Common questions (FAQ) of immediate denture
Q: Is an immediate denture placed on the same day as extractions?
Yes. An immediate denture is typically inserted immediately after the planned teeth are removed. The denture is made ahead of time using records taken before extraction.
Q: Will an immediate denture fit perfectly right away?
It is designed to fit based on pre-extraction anatomy, but the tissues change rapidly after extraction. Because swelling decreases and gums remodel, follow-up adjustments are commonly needed. Fit and comfort expectations vary by clinician and case.
Q: Does wearing an immediate denture hurt?
Some tenderness is common after extractions, and the denture may create pressure points as swelling changes. The goal of follow-up visits is often to identify and relieve sore spots. Pain experience varies widely between individuals and procedures.
Q: How long does an immediate denture last?
Many immediate dentures function as transitional appliances during healing, after which a reline or a new denture may be considered. Long-term survival depends on fit changes, bite forces, material choice, and maintenance. Timelines vary by clinician and case.
Q: How soon can you eat with an immediate denture?
Function often returns gradually as comfort improves and as the patient adapts to chewing with a removable prosthesis. Early chewing ability depends on tenderness, stability, and bite balance. Individual experiences vary.
Q: Is an immediate denture “safe”?
In general, it is a commonly used dental prosthesis, but suitability depends on oral health, healing considerations, and the ability to attend follow-ups. Materials are manufactured for intraoral use, and biocompatibility can vary by material and manufacturer. Any concerns should be discussed with a licensed clinician.
Q: Does an immediate denture prevent bone loss after extraction?
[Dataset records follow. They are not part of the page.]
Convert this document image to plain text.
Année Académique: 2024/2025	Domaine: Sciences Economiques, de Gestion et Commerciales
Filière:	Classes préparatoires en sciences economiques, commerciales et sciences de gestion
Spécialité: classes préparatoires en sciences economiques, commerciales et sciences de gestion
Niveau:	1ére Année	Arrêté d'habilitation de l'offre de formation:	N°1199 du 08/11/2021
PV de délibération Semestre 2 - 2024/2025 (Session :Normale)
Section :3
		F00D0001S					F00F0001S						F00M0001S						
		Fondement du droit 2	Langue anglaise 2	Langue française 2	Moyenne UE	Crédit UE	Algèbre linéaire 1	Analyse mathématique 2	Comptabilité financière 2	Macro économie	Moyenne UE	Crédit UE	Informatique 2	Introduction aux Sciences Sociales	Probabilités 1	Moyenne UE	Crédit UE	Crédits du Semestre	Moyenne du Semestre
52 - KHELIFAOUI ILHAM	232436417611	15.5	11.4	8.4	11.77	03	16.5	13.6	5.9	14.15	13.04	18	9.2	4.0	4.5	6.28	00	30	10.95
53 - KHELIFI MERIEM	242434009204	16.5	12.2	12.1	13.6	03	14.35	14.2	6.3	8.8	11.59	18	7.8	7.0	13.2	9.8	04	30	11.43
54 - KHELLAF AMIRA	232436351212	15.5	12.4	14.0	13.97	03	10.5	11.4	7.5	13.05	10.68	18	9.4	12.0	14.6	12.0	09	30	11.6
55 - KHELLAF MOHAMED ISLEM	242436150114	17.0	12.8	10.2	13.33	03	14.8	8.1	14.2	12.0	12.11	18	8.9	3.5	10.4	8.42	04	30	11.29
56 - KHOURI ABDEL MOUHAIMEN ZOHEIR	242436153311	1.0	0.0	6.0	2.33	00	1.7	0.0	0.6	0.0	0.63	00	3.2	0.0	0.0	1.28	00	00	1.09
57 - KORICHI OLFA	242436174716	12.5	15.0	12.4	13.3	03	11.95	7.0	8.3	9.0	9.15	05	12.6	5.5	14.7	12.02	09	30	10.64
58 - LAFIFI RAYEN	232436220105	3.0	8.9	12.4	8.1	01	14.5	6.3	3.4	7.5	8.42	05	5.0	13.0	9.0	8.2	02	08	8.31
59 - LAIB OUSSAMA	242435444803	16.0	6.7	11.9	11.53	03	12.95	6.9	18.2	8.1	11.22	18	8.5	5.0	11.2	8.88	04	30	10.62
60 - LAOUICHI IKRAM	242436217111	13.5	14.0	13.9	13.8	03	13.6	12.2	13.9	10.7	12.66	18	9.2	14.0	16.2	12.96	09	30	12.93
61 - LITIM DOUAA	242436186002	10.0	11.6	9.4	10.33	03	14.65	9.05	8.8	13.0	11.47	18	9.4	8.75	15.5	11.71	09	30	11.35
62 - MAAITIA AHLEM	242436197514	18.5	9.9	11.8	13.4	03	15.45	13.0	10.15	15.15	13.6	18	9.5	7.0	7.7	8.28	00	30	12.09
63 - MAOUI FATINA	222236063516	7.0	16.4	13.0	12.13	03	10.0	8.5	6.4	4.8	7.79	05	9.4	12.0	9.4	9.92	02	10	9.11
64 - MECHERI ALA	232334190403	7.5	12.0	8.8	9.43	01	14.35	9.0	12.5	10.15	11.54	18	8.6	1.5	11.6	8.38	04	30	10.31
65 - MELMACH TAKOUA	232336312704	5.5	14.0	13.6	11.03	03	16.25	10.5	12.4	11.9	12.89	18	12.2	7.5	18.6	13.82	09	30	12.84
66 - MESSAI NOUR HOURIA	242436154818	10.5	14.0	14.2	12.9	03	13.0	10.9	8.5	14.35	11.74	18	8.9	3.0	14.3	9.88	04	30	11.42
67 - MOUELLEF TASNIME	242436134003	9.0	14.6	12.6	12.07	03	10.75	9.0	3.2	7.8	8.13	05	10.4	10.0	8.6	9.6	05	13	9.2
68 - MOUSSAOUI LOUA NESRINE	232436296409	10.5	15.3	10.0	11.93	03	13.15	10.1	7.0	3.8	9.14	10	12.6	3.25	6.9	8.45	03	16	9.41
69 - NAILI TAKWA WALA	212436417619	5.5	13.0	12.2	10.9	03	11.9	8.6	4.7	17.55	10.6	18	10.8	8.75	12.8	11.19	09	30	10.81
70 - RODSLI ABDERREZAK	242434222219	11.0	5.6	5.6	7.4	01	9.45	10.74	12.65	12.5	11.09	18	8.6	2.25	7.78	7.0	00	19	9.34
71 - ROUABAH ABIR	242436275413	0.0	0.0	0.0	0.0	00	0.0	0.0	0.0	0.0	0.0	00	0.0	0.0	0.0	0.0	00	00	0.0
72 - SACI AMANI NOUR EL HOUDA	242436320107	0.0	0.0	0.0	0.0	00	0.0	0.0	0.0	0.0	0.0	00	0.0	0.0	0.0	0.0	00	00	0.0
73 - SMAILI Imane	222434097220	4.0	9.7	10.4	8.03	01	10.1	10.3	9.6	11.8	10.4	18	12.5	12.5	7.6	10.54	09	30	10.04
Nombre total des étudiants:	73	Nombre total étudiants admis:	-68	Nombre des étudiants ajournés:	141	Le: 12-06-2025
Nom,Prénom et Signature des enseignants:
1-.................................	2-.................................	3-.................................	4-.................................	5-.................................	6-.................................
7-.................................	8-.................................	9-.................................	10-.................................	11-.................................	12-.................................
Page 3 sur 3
After extraction, bone remodeling is a normal biologic process. An immediate denture can restore appearance and function, but it does not stop the underlying healing-related changes. The extent of remodeling varies between patients.
Q: Will I need adhesives with an immediate denture?
Some patients use denture adhesives to improve perceived retention, especially as the fit changes during healing. Others rely on adjustments and relines instead. Whether adhesives are used, and when, varies by clinician and case.
Q: How much does an immediate denture cost?
Cost depends on the number of teeth involved, whether it is partial or complete, lab and material choices, and the number of follow-up visits included. Fees also vary by region and dental practice. Insurance coverage varies by plan.
Q: What is the difference between an immediate denture and a temporary denture?
An immediate denture is defined by timing (placed immediately after extraction). It may be intended as temporary/interim or, in some plans, adapted for longer use with relines. The terms overlap, and definitions vary by clinician and case.